SYDNEY—A little over a year ago, the most pressing issue for Rio Tinto wasn’t whether it could ride out the commodities downturn. Instead, it was whether the mining company could survive without falling prey to a rival such as Glencore PLC.
Rio has since been bruised by steep declines in commodity prices. But it has so far spared its shareholders much of the pain dished out by competitors such as Anglo American PLC and Glencore, which last year approached Rio about a possible takeover.
The Anglo-Australian mining company, which recorded an annual loss as recently as three years ago, now finds itself valued more highly than its chief rivals by investors on several metrics.
While Rio is sticking to plans to maintain or raise its dividend this year, longtime Anglo-Australian rival BHP Billiton is under heavy pressure to cut its payout, a step both Anglo and Glencore have already taken.

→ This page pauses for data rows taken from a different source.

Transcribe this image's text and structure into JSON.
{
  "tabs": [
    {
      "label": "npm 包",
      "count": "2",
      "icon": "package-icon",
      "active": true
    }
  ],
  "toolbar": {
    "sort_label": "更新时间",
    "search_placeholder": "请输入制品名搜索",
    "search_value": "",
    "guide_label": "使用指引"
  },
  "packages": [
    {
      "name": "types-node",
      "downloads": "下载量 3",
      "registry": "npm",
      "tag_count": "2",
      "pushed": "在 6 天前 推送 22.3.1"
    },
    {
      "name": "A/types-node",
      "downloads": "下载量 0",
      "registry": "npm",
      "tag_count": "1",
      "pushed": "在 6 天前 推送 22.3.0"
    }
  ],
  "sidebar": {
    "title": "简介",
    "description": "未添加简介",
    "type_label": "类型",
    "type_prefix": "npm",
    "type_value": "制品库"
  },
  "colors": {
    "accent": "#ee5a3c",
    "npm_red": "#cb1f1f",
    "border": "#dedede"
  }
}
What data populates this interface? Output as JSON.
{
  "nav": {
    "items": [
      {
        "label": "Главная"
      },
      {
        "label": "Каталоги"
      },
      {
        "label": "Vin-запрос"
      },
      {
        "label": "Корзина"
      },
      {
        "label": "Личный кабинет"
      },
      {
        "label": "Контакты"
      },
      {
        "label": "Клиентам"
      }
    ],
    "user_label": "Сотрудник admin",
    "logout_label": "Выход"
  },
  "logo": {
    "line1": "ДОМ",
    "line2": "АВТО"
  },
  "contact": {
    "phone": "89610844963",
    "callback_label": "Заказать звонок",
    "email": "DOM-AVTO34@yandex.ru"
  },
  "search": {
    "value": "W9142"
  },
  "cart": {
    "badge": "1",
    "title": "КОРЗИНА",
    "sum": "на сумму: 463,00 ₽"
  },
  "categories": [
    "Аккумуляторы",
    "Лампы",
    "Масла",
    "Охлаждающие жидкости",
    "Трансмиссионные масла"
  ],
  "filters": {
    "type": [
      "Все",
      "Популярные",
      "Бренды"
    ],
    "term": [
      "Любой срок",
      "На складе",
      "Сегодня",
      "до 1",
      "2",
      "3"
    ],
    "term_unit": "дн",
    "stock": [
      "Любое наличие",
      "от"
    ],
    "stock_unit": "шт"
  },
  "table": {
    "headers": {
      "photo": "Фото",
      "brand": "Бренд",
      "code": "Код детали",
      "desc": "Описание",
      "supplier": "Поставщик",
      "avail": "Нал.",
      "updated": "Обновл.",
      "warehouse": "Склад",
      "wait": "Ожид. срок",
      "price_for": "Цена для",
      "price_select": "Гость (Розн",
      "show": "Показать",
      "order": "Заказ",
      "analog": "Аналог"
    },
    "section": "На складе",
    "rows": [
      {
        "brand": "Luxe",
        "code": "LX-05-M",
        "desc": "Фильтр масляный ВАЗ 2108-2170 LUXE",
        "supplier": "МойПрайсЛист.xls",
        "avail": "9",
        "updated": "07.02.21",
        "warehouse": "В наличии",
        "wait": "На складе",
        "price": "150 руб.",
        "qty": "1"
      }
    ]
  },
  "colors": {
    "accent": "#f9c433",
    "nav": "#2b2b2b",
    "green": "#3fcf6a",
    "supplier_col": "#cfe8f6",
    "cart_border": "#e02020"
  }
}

Rio’s outperformance has been underpinned by a risky but calculated strategy to keep expanding the vast Australian iron-ore operations it relies on for most of its earnings, even as prices of the commodity began a long slide to their lowest level in a decade.
By doubling down on iron ore, Chief Executive Sam Walsh is betting that Rio’s economies of scale in Australia’s remote Pilbara region—which accounts for three in every five tons of iron ore traded by sea—meant it could still make a healthy profit, while other companies with higher costs struggle.